それほど広い範囲を照らせるものではありませんが、トイレのような小空間には適しています。設置時に注意したいのが、照明を吊り下げる高さです。低すぎると立ち上がったときに頭をぶつけてしまうため、邪魔にならない位置に高さを調整しましょう。
また、シェードが光を通さない素材の場合、明かりが全体に行き渡らないこともあります。そのような場合には、間接照明で明るさを補うのがおすすめです。
ダウンライト
天井に埋め込むタイプの照明で、器具が出っ張らないため、トイレのように小さな空間でもすっきり広々と感じられます。リビングなどでは補助照明として使われることが多いですが、トイレであればメイン照明として機能します。調光タイプを選べば、時間帯による明るさ調節も簡単です。
ダウンライトは、寿命を迎えると器具ごと交換しなければならないものが大半ですが、現在は寿命の長いLED一体型が主流となっており、交換頻度は10〜15年に1回程度と考えておけばよいでしょう。
ブラケットライト

壁面に取り付けるタイプで、ホテルライクな高級感を出せます。特に手洗いカウンターがある場合、鏡の近くに設置すると手元が明るくなり、空間に奥行きが生まれます。アイテムの選択肢はそれほど多くありませんが、デザイン性が高いため、設置するだけでおしゃれな空間を演出できるでしょう。

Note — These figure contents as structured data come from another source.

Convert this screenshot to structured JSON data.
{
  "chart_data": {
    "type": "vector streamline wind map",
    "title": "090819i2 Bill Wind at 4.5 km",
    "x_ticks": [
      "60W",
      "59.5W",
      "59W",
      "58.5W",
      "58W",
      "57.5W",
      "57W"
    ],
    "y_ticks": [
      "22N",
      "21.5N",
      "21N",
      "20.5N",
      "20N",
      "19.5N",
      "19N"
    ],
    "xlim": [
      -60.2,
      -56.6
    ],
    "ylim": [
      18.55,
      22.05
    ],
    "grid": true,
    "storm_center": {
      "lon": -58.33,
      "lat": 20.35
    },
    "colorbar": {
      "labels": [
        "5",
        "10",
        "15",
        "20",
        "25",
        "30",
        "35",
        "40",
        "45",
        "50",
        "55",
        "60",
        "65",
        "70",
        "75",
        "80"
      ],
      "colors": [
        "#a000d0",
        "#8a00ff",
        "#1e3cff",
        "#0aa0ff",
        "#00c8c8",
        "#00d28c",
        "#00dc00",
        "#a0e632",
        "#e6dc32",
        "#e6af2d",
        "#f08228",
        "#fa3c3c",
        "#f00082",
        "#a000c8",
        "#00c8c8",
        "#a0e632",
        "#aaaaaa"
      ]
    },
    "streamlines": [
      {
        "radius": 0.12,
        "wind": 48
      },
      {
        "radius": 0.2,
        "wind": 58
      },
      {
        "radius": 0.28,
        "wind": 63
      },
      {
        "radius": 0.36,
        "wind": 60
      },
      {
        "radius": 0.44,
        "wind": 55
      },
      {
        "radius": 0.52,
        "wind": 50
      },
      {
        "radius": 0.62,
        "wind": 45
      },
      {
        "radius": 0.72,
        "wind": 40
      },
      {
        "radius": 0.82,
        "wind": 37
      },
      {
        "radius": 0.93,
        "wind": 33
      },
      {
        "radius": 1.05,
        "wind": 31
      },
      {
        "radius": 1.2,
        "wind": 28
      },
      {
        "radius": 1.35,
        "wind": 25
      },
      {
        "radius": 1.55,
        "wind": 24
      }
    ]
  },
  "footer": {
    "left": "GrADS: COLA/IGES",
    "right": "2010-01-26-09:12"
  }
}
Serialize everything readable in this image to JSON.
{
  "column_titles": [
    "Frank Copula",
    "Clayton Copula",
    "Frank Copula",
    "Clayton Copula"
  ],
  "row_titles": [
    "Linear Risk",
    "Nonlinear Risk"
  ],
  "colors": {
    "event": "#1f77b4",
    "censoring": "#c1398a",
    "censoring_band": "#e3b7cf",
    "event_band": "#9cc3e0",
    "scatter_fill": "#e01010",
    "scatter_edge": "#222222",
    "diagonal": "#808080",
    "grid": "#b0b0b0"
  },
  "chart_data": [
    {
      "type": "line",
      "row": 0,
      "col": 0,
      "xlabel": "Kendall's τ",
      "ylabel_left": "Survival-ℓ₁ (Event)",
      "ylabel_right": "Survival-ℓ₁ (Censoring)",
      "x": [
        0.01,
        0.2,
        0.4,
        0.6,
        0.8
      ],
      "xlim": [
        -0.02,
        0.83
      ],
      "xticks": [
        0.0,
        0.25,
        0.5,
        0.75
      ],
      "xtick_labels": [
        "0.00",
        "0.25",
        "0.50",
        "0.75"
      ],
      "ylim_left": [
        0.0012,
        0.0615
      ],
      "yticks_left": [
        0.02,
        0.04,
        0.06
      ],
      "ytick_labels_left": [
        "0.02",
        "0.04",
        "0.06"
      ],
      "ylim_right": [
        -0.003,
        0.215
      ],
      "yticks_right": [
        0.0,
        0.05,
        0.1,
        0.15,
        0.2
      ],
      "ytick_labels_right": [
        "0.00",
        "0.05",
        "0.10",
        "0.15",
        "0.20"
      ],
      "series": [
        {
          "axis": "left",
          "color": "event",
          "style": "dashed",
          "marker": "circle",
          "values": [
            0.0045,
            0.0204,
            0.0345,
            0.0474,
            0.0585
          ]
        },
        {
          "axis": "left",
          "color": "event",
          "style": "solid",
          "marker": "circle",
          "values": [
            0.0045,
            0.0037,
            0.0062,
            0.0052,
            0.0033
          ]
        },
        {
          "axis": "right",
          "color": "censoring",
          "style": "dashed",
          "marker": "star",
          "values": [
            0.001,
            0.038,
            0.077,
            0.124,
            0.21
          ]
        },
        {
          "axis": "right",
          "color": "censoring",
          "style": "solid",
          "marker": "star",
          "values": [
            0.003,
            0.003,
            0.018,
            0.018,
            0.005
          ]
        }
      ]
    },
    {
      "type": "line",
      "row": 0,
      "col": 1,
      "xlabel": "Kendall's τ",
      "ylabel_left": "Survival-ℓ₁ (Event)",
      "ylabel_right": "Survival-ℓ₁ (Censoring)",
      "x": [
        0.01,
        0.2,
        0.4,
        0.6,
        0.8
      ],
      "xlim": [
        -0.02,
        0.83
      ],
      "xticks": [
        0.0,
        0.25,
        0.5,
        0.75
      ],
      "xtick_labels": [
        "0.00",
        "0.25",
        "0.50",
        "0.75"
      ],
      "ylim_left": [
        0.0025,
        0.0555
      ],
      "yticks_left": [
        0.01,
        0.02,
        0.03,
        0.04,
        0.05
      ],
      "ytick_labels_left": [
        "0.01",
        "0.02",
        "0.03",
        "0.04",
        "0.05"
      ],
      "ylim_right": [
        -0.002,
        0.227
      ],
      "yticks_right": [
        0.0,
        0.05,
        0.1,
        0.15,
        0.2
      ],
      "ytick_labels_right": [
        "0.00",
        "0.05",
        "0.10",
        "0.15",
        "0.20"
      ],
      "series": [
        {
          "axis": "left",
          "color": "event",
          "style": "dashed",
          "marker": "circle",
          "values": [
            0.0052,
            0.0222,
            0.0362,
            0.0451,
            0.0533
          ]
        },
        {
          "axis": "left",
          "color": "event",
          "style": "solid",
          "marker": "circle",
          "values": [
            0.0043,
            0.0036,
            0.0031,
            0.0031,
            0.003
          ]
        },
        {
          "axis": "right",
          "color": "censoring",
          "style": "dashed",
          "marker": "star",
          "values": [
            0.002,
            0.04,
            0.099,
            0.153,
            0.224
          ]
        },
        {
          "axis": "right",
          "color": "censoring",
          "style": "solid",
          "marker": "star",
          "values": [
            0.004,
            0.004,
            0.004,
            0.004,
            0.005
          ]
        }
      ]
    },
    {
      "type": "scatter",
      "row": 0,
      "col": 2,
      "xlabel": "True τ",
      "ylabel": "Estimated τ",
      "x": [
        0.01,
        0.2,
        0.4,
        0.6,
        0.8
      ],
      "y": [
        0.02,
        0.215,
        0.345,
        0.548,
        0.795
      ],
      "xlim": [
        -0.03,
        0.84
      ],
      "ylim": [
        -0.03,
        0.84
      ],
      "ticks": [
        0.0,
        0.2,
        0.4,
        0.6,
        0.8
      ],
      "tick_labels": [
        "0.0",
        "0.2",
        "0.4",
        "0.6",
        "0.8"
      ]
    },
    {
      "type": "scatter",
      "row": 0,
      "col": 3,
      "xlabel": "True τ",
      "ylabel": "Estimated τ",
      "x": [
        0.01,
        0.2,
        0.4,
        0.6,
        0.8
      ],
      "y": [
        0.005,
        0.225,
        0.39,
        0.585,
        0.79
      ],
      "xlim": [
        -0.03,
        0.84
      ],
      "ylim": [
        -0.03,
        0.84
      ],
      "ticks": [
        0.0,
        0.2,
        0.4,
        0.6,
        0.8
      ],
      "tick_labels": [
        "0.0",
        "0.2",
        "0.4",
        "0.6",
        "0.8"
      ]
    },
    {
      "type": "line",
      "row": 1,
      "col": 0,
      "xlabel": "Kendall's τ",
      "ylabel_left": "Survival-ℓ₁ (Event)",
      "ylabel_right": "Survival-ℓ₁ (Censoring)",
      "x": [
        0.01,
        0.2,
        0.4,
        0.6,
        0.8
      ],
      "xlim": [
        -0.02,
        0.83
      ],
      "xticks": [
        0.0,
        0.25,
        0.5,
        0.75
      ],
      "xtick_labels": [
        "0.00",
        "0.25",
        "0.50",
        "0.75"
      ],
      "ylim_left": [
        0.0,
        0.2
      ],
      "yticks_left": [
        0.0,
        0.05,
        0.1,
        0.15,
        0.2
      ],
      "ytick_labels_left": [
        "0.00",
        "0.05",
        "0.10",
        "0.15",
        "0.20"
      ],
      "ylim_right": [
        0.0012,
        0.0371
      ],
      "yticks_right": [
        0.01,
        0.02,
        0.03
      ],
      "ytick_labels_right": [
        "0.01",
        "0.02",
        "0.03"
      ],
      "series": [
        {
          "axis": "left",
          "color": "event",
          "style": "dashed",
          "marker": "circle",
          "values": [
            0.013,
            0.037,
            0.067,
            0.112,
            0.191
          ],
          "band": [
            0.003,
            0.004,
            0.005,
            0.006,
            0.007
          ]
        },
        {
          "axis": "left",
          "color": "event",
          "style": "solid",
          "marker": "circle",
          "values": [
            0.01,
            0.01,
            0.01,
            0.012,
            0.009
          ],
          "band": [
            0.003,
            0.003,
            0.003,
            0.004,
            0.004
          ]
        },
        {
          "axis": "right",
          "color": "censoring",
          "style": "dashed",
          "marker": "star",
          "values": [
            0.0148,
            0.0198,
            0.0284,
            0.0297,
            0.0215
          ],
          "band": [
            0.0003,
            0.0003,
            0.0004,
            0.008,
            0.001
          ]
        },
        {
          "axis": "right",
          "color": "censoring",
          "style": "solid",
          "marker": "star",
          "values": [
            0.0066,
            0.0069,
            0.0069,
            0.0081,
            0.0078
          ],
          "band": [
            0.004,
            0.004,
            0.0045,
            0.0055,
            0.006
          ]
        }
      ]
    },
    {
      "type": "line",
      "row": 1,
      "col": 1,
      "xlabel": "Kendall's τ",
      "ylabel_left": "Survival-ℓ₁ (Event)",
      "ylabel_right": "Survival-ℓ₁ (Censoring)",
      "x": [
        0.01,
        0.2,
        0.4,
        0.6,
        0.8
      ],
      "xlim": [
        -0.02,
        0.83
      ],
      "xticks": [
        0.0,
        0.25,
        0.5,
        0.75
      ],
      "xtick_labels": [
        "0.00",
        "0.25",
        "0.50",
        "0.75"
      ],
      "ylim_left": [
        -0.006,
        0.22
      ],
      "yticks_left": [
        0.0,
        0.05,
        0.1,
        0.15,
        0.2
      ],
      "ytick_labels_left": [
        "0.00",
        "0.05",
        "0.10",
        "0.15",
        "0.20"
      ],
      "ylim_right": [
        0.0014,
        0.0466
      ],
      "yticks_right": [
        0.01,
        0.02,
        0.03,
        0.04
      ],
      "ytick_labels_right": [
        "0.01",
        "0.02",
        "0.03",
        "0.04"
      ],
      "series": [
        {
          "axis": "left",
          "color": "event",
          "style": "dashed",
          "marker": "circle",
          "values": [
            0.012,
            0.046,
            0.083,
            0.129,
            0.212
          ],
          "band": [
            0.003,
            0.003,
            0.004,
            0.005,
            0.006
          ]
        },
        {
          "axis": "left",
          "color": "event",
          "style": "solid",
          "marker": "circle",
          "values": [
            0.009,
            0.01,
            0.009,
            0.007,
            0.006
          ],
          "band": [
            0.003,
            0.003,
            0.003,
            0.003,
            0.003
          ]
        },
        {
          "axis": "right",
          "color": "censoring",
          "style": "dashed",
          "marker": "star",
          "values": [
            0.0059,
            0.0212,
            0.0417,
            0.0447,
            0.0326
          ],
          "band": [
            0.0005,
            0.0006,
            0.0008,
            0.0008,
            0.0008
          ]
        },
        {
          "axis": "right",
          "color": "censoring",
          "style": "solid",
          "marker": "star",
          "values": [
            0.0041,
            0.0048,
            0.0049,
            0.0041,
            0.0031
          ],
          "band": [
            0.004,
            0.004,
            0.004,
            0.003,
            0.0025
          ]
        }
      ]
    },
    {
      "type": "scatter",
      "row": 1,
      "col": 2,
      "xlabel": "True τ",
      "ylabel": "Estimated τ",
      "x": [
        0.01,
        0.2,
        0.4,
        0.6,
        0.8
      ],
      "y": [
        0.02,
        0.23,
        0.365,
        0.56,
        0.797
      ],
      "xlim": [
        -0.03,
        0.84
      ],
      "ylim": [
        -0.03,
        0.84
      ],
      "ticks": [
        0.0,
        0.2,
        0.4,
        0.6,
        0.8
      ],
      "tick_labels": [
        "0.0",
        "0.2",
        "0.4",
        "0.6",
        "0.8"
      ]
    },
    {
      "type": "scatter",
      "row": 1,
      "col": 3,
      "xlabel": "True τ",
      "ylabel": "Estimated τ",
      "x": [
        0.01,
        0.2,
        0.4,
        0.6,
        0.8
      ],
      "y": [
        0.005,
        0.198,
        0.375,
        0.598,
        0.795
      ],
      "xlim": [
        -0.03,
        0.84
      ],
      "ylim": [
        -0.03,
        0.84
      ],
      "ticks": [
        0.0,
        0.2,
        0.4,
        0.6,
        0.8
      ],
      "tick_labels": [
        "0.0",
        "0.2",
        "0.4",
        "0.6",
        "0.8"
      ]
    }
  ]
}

設置位置によって影の出方や明るさの広がり方が変わるため、入口正面に便器があるトイレでは、横ではなく奥の壁面に設置するのがおすすめです。なお、リフォームで新設する場合には、電気工事が必要になります。
シーリングライト
天井に直付けするタイプの照明です。リビングや寝室など、広さのある部屋に設置するイメージが強いですが、トイレに使える小型モデルも数多く販売されています。
シーリングライトは、空間全体を均一に照らすため、実用性は抜群です。最近は、人感センサーや消臭機能などを搭載したモデルも人気。デザインはシンプルで面白味に欠けると感じる方もいるかもしれませんが、機能性を重視するのであれば間違いない選択肢です。
まとめ
トイレ電球でおすすめの明るさは「75ルクス」ですが、この数値はあくまで目安です。高齢のご家族がいる場合は少し明るめに、夜間の利用が多いなら調光機能や足元灯を取り入れるなど、ライフスタイルに合わせた照明計画を検討しましょう。
また、ペンダントライトやシーリングライトなど、照明器具の種類によってもデザインや機能が変わってきます。トイレをどのような空間にしたいのかイメージしたうえで、自分たちに合った照明を選んではいかがでしょうか?